Samstag ists, worauf wir zielen,
Sonntag rutscht man auf das Land;
Zwätzen, Burgau, Schneidemühlen
Sind uns alle wohlbekannt.
(http://gutenberg.spiegel.de/buch/3670/258)
Aber auch woanders finden sich dafür Belege. So schrieb am 25. Mai 1808 Bettina von Arnim an Goethes Mutter: „Adieu leb Sie recht wohl. Ich werd nächstens bei Ihr angerutscht kommen.“ J. Andreas Schmeller nennt in seinem Bayerischen Wörterbuch von 1836 als Beispiel für „rutschen, im Scherz: fahren“: „An Feyertagen rutscht das lebsüchtige München gerne auf Vering oder ins Heselloh“ (S. 172).
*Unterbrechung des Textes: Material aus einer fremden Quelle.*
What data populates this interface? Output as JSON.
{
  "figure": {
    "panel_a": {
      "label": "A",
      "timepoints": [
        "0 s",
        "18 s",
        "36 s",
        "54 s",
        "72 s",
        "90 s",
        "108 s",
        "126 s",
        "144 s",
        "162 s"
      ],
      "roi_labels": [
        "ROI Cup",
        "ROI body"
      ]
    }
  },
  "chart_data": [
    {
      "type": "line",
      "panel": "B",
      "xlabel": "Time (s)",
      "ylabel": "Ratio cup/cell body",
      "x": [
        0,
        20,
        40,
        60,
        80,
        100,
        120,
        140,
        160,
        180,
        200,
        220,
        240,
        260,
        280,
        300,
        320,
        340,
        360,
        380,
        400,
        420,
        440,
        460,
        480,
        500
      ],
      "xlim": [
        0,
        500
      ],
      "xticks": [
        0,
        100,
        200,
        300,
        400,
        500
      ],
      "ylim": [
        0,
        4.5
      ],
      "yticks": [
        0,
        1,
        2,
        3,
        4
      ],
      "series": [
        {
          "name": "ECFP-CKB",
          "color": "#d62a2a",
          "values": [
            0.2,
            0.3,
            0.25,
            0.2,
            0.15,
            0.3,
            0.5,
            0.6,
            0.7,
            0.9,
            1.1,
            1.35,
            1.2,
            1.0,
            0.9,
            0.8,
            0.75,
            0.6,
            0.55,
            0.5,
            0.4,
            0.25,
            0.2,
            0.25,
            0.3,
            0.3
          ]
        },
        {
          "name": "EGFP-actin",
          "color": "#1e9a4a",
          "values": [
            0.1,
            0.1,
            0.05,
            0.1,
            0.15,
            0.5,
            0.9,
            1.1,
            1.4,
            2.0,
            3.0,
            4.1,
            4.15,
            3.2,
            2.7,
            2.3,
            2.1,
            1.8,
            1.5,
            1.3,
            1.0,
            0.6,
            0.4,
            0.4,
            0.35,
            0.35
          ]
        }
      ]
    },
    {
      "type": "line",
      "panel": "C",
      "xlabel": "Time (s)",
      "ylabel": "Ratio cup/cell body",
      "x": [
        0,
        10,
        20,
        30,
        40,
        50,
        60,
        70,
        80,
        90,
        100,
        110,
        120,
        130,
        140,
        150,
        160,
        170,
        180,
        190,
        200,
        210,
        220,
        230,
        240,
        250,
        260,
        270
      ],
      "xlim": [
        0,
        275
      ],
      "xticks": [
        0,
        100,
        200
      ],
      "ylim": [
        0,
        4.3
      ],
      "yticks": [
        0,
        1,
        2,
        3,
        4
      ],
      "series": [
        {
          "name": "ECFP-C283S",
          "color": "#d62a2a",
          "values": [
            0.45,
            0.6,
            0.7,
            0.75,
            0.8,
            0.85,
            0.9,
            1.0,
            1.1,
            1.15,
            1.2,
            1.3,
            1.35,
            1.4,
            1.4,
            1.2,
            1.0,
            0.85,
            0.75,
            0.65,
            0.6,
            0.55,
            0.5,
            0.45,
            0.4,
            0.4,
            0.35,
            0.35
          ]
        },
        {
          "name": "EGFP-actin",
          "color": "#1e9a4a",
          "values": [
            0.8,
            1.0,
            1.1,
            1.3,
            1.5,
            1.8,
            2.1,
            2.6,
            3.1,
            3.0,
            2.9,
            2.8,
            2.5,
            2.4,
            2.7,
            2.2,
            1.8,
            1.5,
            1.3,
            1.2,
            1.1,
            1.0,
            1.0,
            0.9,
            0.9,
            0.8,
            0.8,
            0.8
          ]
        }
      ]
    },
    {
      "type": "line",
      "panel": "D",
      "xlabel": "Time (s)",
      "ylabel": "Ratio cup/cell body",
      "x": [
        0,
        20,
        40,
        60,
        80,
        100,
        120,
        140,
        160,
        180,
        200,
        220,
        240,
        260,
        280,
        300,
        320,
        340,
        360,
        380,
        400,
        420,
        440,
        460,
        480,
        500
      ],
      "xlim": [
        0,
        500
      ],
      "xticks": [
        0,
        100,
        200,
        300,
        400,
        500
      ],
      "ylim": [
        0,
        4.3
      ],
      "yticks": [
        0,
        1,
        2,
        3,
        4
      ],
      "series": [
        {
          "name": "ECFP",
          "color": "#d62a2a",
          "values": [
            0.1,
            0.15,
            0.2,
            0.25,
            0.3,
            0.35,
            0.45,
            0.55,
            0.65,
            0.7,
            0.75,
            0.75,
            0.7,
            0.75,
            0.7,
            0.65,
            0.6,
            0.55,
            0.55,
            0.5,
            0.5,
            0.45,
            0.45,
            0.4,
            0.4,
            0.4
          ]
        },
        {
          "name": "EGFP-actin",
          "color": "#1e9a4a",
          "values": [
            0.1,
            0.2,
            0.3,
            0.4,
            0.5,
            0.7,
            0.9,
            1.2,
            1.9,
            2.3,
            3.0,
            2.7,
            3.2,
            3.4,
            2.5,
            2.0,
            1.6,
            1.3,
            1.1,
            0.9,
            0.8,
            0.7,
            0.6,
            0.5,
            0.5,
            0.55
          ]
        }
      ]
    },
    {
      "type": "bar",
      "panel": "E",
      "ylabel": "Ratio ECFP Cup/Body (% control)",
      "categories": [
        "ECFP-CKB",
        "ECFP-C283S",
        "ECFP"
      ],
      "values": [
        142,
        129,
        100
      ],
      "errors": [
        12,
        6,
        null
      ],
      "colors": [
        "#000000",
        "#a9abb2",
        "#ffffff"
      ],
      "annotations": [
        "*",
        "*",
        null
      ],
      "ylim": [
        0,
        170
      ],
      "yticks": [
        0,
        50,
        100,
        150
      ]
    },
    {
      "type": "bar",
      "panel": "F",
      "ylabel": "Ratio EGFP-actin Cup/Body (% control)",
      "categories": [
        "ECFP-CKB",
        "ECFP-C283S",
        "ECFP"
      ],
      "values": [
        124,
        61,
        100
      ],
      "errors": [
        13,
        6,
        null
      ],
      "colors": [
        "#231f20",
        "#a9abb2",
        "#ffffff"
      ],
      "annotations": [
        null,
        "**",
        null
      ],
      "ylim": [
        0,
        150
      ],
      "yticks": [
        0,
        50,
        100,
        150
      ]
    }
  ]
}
Und die Gräfin Ida Hahn-Hahn schrieb im Jahre 1841 in ihren Reisebriefen:
Eine wirkliche Reise so zu machen, find’ ich ganz unanständig für einen Menschen. (…) Die Dampfwagenerfindung, sie nivelliert und centralisiert, und das sind die beiden fixen Ideen derjenigen, welche sich Liberale nennen … (…) Für ein Geringes rutscht Greis und Kind, vornehm und gering, reich und arm, Mensch und Vieh auf dem Dampfwagen umher.“ (Zitiert nach Wolfgang Sachs: Die Liebe zum Automobil, 1990, S. 115)
Ob allerdings das Wort „Rutschen“ in dem Satz „Wer diese Reise unternehmen will, muß sich im Rutschen geübt haben“, der auch als Beispiel gilt, wirklich das Reisen bedeutet, ist unklar, wenn man den vollständigen Satz liest: „Wer diese Reise unternehmen will, muß sich im Rutschen geübt haben, und die übelriechende Luft des Abgrundes gewohnt werden, auch die Gefahr nicht achten, eingeschüttet und unter den Ruinen begraben zu werden.“ (Helfrich Peter Sturz, Schriften, 1785, S. 88f.)

Und nun noch meine fünfte These: Vielleicht bedeutet das Rutschen auch einfach nur – Gleiten, in dem Zusammenhang also ein Hinübergleiten ins neue Jahr, oder kurz und knapp „Komm gut rüber!“.

In dem Sinne – all meinen Leserinnen und Lesern alles Liebe und Gute zum neuen Jahr!